I was thinking how easy it would be to work hardwood with your machine to replicate the antique wood version. The only thing that can't be easily milled with regular woodworking equipment are the wood threads. I doubt there's much of a market for new "antique" clamps but they could dress up a cabinet shop.

[–] 1 pt

Ah, yeah. The really old fashioned ones that have wooden threads in them. I was thinking of ones that use a metal thread with cylindrical nuts so they can be skewed and used to clamp strange angles as well as parallel. The mill is good for doing precision wood cutting, but spindle speeds aren't quite up with something like a wood router, so you can get issues with tear out if you're not careful. I've already done some work with wood on the mill. It greatly helps with accuracy, at least for the start of the holes you drill, but drill bits (particularly small ones) can wander.

You can make a tap for cutting threads in wood that has a different geometry and thread cutting dies for cutting threads on wood. I think the modern wooden threads are cut using a thread whirler, or a live tool in a lathe for internal threads, that's beyond my tech level though. For wooden threads, the larger they are the easier they are to cut generally. So something really big like a screw press thread can be cut, even by hand using chisels/gouges if necessary, as you go smaller, the scale of the grain of the wood has more and more impact. The good quality wooden threaded clamps would likely have used something like boxwood for the threads as that has a very fine structure and can be worked to fine details. For internal threads, I've had pretty good results down to even 20TPI (1/4 20) or a 1mm pitch (M6 x 1.0) when using steel threads into a hole tapped in wood.
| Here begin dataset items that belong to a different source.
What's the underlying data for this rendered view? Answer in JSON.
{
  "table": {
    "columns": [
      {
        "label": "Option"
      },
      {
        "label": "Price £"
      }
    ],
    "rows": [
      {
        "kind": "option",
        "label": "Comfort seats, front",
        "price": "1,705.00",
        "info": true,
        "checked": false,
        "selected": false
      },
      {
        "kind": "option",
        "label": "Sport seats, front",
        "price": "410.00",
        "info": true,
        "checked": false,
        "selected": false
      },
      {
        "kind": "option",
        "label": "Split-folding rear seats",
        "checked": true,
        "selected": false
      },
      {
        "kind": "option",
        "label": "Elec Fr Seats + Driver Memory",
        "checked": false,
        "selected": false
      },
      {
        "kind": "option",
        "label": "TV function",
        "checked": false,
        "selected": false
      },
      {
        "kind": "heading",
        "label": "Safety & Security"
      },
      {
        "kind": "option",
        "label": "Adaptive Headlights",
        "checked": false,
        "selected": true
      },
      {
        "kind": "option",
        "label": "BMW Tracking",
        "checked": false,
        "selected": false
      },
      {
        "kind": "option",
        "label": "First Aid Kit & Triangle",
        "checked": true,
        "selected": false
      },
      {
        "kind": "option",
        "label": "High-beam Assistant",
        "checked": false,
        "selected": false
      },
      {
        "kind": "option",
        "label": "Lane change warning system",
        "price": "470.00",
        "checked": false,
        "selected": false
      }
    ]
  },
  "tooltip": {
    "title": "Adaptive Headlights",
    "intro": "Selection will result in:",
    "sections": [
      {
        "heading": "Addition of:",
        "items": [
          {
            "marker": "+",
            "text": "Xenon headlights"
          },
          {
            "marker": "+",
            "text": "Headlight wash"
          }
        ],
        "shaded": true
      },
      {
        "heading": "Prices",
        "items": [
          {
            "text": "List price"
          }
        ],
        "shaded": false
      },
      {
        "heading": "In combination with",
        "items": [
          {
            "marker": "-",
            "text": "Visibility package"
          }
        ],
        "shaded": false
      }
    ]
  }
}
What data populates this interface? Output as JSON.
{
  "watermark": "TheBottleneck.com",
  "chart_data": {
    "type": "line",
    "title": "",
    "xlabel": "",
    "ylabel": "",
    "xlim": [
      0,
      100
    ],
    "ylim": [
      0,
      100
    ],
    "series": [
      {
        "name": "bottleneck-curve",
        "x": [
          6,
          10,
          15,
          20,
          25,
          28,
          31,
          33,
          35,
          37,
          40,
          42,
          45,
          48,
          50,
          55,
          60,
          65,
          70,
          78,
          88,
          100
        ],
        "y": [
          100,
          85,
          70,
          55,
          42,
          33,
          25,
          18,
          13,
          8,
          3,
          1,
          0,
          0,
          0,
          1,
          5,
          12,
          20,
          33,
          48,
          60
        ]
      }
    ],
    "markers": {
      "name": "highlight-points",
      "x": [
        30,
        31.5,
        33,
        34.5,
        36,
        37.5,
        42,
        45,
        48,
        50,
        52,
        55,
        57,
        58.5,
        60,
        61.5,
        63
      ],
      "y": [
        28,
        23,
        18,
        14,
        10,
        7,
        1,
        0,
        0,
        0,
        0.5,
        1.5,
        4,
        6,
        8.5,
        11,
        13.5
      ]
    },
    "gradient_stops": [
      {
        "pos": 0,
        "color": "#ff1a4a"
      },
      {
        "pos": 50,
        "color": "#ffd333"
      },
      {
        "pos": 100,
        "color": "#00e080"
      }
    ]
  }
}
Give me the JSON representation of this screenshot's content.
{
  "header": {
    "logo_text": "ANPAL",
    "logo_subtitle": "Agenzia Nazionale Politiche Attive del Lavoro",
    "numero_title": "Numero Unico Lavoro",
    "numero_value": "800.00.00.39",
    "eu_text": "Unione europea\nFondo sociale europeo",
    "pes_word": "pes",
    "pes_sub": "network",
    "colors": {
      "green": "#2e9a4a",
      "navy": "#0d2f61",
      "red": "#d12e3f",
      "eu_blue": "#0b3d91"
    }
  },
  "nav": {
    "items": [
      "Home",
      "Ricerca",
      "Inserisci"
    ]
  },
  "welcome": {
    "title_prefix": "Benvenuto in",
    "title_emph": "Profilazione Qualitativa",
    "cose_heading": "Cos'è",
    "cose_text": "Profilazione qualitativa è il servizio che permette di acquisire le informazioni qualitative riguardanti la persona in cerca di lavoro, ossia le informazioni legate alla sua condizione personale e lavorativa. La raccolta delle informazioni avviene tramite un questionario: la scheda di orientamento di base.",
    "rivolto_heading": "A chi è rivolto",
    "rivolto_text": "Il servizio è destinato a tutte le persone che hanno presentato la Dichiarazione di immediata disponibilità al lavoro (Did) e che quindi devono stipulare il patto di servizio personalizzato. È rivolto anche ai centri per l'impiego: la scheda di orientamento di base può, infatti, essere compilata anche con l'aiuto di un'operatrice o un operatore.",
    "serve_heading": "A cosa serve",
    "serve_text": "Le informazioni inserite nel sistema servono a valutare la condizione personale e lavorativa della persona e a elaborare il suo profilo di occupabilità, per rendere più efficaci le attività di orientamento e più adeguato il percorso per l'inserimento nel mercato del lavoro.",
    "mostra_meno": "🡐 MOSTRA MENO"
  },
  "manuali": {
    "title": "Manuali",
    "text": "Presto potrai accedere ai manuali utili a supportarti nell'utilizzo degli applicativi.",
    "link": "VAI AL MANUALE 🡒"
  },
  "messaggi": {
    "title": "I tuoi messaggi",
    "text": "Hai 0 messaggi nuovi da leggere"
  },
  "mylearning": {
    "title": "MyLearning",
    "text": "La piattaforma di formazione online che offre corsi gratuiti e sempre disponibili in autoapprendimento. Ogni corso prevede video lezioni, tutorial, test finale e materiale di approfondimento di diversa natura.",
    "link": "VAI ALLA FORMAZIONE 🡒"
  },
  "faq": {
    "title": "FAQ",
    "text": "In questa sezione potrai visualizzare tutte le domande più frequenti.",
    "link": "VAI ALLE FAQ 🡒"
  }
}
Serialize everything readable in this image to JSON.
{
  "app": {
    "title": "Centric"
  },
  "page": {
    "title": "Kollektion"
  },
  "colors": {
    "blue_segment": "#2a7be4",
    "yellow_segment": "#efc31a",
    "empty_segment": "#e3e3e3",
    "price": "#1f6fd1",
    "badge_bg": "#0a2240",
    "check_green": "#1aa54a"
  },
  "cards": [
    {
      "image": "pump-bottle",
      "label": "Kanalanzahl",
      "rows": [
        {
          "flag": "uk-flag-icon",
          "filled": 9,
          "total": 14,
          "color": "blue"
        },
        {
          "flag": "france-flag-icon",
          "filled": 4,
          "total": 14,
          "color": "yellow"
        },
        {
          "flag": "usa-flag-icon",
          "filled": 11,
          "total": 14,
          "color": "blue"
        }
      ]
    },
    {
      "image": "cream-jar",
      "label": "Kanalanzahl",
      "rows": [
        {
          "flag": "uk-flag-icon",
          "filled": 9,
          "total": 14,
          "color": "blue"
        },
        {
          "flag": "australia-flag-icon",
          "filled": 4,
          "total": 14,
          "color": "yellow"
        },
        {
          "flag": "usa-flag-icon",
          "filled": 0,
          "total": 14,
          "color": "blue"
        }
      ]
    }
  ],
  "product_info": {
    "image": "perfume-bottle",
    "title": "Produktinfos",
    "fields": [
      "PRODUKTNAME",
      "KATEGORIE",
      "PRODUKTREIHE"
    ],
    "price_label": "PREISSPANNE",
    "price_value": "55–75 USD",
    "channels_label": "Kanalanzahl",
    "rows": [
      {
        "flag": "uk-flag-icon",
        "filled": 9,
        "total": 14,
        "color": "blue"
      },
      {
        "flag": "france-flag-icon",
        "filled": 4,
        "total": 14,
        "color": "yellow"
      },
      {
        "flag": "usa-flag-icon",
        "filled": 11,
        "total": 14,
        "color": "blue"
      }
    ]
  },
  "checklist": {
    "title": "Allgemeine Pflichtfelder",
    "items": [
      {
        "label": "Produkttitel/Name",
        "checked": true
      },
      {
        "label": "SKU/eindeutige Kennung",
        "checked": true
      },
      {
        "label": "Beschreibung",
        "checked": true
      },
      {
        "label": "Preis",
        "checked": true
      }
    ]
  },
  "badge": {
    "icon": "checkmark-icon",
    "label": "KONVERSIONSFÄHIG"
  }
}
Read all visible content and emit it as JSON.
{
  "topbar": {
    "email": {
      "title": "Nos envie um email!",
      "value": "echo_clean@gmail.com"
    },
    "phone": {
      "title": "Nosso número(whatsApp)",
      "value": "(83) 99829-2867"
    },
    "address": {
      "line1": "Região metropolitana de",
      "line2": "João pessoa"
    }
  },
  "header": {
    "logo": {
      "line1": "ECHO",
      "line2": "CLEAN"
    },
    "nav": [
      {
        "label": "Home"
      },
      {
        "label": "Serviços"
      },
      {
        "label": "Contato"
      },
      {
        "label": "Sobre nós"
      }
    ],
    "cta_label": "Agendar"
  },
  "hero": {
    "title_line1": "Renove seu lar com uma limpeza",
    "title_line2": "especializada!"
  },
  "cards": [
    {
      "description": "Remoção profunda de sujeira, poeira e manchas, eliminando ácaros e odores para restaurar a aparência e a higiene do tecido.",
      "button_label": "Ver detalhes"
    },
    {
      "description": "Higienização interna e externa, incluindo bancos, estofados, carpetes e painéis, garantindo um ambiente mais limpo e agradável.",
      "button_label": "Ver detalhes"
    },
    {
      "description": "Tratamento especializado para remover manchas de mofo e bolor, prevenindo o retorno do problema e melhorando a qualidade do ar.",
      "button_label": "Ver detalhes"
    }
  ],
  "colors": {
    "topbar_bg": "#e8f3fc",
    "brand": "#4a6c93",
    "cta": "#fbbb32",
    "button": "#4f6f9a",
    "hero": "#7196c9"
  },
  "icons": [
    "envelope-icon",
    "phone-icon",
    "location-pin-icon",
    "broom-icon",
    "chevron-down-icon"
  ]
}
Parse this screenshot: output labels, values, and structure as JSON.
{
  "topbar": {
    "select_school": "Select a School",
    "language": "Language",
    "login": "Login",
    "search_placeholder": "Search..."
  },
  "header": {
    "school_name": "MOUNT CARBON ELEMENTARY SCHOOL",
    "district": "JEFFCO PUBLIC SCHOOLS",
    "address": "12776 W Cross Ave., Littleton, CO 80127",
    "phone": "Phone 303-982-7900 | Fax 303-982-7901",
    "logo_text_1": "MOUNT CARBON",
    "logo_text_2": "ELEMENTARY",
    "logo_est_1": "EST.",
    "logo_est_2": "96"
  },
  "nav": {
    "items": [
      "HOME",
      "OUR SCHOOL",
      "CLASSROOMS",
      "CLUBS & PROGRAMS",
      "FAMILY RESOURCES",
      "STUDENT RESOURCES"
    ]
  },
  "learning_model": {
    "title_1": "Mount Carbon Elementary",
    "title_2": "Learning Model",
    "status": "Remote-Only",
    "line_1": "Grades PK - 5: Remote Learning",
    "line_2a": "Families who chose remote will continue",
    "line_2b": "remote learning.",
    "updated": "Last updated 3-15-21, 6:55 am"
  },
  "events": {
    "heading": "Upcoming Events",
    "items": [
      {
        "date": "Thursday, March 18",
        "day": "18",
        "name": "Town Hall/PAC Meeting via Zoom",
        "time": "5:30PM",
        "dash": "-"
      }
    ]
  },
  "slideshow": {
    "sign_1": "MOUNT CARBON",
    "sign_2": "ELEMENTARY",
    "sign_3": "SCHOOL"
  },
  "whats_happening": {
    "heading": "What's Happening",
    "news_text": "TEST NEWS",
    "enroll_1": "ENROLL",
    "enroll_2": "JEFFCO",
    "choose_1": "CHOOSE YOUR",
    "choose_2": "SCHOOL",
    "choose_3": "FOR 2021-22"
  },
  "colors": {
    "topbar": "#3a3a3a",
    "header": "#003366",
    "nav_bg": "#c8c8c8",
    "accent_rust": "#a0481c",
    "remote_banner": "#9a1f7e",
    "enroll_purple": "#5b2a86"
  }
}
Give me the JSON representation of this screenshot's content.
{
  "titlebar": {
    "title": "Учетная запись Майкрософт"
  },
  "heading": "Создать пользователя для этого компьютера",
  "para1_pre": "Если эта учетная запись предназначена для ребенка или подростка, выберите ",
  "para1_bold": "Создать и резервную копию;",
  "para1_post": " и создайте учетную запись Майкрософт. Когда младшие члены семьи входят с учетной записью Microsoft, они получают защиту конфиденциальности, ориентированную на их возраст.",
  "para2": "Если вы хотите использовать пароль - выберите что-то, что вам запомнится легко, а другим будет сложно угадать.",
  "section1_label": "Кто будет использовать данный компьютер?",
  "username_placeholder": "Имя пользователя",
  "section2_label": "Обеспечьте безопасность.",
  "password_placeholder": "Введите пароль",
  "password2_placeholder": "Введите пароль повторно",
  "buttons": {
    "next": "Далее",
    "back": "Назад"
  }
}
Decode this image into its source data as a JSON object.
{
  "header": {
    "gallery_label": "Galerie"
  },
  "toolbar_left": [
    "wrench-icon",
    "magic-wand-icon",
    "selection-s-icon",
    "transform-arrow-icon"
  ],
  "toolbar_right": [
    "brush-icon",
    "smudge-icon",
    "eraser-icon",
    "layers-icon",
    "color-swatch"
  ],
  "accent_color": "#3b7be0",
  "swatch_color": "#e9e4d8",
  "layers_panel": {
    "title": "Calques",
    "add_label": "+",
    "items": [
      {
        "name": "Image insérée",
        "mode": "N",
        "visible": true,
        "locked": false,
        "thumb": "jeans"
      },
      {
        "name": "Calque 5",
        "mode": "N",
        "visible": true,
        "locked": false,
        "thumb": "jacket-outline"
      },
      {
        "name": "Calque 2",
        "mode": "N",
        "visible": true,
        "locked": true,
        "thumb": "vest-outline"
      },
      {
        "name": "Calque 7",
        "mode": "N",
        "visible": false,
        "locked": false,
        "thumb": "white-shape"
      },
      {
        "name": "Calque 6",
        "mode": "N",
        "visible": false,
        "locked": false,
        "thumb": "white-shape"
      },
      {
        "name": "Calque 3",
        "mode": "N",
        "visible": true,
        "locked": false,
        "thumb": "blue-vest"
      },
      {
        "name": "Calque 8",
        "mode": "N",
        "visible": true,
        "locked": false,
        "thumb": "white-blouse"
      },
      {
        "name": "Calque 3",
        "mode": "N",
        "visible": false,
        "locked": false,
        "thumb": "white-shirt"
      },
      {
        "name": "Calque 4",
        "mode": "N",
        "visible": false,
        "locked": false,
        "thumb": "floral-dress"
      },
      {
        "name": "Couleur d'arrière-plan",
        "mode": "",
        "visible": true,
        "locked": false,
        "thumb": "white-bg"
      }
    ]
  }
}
Thinking about it, I think the best way to do external threads in wood in a home shop would be to use some sort of live tooling in the toolpost (a small router for instance) and use a tapered cutter to cut the threads, or mulitple passes at different angles. On a mill, you could do it with a dividing head to effectively spiral mill in a similar way, which would give you much more lee way in terms of pitches. Here's Tom Lipton doing something like what I'm thinking of in plastic as a test: https://www.youtube.com/watch?v=AVydTvwqmRs Tom uses electronics for the lead screw to dividing head linkage, but that can also be done mechanically.

[–] 0 pt

Not at all as easy as I thought!

I wonder what they did 100 years ago? Machine dies that cut the threads into the wood as it was wound down a dowel? I have no idea.

[–] 1 pt

For the internal threads, you would use a tap. For external threads, a tool called a Screw Box, which is basically a wooden block with handles on it, a hole half way through at the major diameter of the thread, the rest threaded. At the transition, there is a V shaped cutter, basically like a V gouge chisel, that takes a full depth cut of the threads. It's cutting across the grain, so needs to be really sharp to do a good job.

Here's a video from Roy Underhill (The Woodwright's Shop) from probably the 80s about doing just that: https://www.youtube.com/watch?v=BV4cADdZ6wY (for some reason, the episode repeats 3 times in this video, so it's really only 15min long or so).